Luego se volvió y se sentó en una butaca, al lado de la madre.
– Pues nosotros ahora no le podemos atender como quisiéramos en estas circunstancias tan dolorosas que atravesamos. Ya se hará cargo y nos disculpará…
– Naturalmente, señora, si era yo el que estaba en falta con ustedes.
– Si el pobre Rafael viviera…
Empezaron las viejas historias. Vino Teo a sentarse allí cerca. Emilio se había quedado de pie detrás de la butaca de Pablo. Solamente Elvira, sentada en la mesa desordenada de la merienda, no formaba parte del grupo.
– Ofrécele a Pablo una taza de café-le dijo Teo.
Pablo estaba hablando de sus clases en el Instituto, decía que estaba contento, pero que encontraba muy inhóspito el edificio.
– ¿Solo o con leche? (preguntó Elvira.)
Y en los ojos que levantó él para mirarla, se vio ridícula como en un espejo, con la cafetera en la mano. Muy pequeña burguesa haciendo los honores.
– Pues a nosotros nos pillas con la cabeza como un bombo, chico -dijo Emilio-. Ya te dije el otro día lo que es una oposición.
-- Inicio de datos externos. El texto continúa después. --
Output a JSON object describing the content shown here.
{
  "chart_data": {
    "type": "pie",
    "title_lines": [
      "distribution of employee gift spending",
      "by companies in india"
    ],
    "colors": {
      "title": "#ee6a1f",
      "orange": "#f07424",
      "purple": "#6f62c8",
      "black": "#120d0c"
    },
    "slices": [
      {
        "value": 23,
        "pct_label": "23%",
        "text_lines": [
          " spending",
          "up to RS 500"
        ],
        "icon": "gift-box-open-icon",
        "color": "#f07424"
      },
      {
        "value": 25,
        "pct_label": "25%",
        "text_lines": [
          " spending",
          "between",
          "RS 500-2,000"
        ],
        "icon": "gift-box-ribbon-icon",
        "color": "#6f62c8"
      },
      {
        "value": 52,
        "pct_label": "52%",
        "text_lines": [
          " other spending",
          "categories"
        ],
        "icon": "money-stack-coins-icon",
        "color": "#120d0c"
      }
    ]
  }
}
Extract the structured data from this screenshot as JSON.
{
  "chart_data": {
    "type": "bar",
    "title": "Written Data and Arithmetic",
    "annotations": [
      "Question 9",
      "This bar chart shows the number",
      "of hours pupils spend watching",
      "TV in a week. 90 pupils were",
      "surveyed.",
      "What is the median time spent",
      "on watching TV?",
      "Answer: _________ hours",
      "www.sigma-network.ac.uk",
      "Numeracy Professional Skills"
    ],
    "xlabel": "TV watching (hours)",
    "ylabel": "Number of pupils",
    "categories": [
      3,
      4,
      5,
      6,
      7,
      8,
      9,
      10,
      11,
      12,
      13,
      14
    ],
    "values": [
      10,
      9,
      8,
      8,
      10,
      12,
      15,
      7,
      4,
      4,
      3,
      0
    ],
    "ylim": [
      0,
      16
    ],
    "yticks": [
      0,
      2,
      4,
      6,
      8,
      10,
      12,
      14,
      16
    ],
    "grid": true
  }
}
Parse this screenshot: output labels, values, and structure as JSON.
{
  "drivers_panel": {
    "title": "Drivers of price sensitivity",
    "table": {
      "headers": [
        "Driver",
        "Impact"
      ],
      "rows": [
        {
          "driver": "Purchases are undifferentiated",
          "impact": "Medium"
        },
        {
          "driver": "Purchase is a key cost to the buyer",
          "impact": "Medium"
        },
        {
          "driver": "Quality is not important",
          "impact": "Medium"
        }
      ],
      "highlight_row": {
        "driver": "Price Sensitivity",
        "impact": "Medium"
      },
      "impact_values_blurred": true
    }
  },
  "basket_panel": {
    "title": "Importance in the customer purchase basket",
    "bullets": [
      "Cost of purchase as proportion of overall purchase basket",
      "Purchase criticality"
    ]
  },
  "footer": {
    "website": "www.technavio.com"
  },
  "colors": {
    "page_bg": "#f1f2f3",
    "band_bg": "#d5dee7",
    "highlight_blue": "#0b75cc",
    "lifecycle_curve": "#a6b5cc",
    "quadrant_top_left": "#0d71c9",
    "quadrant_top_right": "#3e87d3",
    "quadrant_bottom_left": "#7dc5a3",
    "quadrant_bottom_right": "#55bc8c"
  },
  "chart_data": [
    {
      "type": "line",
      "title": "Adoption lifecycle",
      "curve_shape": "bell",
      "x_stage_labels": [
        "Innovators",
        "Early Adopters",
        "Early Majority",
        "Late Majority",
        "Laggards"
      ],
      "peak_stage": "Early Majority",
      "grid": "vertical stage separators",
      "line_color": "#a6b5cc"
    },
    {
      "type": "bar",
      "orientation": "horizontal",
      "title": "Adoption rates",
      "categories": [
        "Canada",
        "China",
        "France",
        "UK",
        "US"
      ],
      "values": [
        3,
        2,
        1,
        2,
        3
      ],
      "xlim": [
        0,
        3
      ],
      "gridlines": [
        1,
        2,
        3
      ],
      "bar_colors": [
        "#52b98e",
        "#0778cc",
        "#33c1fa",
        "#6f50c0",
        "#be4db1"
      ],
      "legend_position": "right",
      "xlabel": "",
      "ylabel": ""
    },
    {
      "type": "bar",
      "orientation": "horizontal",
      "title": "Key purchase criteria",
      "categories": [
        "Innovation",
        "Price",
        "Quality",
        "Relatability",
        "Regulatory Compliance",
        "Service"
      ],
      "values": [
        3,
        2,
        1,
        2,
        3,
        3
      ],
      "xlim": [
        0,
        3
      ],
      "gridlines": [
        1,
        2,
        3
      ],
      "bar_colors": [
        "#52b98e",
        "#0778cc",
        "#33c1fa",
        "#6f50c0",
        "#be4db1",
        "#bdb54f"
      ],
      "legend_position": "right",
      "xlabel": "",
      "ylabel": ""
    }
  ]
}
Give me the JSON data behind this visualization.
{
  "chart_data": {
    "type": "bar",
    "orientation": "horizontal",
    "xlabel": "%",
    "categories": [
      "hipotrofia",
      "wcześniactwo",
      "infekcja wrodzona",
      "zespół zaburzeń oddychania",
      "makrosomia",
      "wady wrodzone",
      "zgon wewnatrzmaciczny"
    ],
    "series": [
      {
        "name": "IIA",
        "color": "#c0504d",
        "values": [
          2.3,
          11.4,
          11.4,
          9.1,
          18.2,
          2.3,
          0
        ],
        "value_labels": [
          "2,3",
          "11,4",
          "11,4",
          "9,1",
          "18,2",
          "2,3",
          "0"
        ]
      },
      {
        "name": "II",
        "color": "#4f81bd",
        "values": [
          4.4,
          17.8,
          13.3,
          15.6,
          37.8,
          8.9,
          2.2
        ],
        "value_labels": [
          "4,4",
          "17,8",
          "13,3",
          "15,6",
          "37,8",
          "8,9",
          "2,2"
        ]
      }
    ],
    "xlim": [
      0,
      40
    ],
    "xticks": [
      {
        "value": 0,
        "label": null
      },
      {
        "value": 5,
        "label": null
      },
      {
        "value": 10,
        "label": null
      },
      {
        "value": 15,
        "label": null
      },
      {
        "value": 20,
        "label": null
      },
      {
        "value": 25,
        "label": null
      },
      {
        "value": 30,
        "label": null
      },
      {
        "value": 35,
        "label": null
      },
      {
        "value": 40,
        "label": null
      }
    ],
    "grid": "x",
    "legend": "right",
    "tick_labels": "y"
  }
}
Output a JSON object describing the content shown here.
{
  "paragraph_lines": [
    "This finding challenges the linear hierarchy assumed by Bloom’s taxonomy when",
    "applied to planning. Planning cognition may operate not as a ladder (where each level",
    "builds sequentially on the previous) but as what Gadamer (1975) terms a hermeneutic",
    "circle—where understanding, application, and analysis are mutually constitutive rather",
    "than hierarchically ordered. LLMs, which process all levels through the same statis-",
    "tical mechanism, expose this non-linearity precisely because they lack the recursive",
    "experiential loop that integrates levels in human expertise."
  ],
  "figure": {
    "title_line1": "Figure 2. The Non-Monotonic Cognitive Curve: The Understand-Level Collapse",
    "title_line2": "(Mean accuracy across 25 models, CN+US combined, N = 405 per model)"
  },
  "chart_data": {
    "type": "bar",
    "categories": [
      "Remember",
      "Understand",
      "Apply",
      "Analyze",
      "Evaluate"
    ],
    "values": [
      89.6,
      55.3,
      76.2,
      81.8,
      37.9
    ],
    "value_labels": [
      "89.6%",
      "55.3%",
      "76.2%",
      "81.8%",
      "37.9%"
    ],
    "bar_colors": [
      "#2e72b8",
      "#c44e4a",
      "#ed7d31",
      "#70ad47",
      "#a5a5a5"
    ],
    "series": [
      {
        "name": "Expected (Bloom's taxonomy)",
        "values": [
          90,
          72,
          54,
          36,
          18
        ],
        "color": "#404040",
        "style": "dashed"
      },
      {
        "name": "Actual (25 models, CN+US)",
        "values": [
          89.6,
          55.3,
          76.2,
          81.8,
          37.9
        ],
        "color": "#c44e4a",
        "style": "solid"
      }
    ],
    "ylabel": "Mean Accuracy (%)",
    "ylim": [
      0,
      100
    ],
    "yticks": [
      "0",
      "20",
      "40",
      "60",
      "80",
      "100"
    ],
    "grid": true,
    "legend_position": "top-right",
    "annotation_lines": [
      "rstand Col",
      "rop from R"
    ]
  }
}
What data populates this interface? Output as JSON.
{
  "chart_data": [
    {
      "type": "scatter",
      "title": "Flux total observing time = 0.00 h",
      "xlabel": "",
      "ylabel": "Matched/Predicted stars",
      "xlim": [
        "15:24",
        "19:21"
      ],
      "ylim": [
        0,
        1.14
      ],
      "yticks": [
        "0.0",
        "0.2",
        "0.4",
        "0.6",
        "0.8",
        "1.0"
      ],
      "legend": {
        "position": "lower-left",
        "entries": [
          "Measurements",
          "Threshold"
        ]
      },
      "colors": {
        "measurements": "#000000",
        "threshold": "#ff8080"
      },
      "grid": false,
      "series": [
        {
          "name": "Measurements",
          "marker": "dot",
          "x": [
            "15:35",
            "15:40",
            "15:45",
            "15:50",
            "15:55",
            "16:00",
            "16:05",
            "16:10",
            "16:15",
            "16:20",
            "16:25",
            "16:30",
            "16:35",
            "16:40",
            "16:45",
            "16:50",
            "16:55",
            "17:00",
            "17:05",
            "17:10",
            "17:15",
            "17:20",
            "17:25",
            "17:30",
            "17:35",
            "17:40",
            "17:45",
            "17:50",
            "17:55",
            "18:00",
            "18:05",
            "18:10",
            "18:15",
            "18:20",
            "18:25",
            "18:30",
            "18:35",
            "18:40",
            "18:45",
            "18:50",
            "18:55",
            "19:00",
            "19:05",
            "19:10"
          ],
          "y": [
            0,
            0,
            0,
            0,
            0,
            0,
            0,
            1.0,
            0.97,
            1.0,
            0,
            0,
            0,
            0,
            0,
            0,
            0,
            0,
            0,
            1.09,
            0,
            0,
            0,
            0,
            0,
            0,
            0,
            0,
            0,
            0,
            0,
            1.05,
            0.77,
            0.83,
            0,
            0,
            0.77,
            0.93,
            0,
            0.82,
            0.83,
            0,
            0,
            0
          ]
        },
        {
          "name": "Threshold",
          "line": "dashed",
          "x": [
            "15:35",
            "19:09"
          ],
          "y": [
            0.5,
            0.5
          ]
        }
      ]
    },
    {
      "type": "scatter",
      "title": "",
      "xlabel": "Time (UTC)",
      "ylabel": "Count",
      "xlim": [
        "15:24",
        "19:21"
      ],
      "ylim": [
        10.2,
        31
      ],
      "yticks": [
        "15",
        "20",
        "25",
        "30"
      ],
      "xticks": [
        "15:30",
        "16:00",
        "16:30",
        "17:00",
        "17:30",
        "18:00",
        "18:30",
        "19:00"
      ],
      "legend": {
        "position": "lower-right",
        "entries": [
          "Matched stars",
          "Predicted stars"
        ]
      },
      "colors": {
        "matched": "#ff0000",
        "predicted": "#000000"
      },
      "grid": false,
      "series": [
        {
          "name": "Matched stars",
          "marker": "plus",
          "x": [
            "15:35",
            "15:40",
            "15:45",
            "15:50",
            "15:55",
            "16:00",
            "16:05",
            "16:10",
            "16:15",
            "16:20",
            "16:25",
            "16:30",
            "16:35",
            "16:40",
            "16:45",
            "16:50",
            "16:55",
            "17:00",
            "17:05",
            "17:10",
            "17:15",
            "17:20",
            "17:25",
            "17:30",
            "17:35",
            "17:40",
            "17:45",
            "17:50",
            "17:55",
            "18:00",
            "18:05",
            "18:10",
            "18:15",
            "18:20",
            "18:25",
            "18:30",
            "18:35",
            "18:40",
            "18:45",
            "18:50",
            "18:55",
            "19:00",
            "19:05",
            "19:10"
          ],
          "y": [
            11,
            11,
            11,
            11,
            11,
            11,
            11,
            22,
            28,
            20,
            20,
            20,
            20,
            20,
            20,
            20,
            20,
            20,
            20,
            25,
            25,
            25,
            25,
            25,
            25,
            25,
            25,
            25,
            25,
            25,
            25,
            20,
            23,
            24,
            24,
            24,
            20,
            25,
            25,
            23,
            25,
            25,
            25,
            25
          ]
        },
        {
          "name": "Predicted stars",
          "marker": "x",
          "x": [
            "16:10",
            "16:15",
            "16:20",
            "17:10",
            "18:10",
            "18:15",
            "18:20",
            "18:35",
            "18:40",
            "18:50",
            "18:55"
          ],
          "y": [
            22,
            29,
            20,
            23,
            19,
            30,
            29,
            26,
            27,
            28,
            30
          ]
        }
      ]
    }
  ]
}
Aquí me vengo muchas tardes a estudiar con Teo, que es del gremio también, y Dios nos perdone a todos, ¿verdad, Teo?
Elvira puso la taza de café en una mesita cercana a la butaca. Con su cucharilla y su servilleta. (Gracias:), le oyó decir, sin levantar los ojos. Lo que más irritación le producía era que fuera amigo de Emilio, sin que ella hubiese intervenido en este conocimiento. Se quedó de pie al lado de Emilio y se apoyó en su brazo para no sentirse desplazada. Él la miraba y ella le buscó la mano, trenzó los dedos con los suyos.
– Pues su papá creo que era un pintor excelente. Mi esposo lo consideraba mucho. ¿Murió hace mucho tiempo?
– En la guerra, en Barcelona, de un bombazo.
– Ay, qué espanto!¿Usted lo vio?
– No. Yo estaba en Alemania.
Hubo un silencio, nadie lo rompía.
– Elvira también pinta -dijo Teo-. ¿Por qué no le enseñas a Pablo algo de lo tuyo? Seguramente él entiende de pintura.
– Sí, me gusta bastante. Una vez hice crítica de arte.
– Pero qué manía tenéis con que enseñe mis simples tentativas. Cómo le va a interesar a nadie una cosa así.
– Puede interesarle a usted lo que le digan los demás -dijo Pablo, volviéndose a mirarla-. ¿O es que le molesta que le ponga defectos otro que no sea usted misma?
Ella trató de sonreír pero le salió un tono agresivo.
– Es que no me hace falta, conozco bastante mis limitaciones.
– No, y que éste te lo decía como no le gustara -dijo Emilio-. No le conoces a éste. Le dice la verdad al lucero del alba.
Elvira se fue a la mesa y se puso a recoger las tazas de la merienda. Nadie le volvió a insistir para que enseñara sus pinturas y se pusieron a hablar de otra cosa. De viajes. De los viajes que Pablo había hecho. Ella salió con la bandeja de las tazas y no volvió en toda la visita.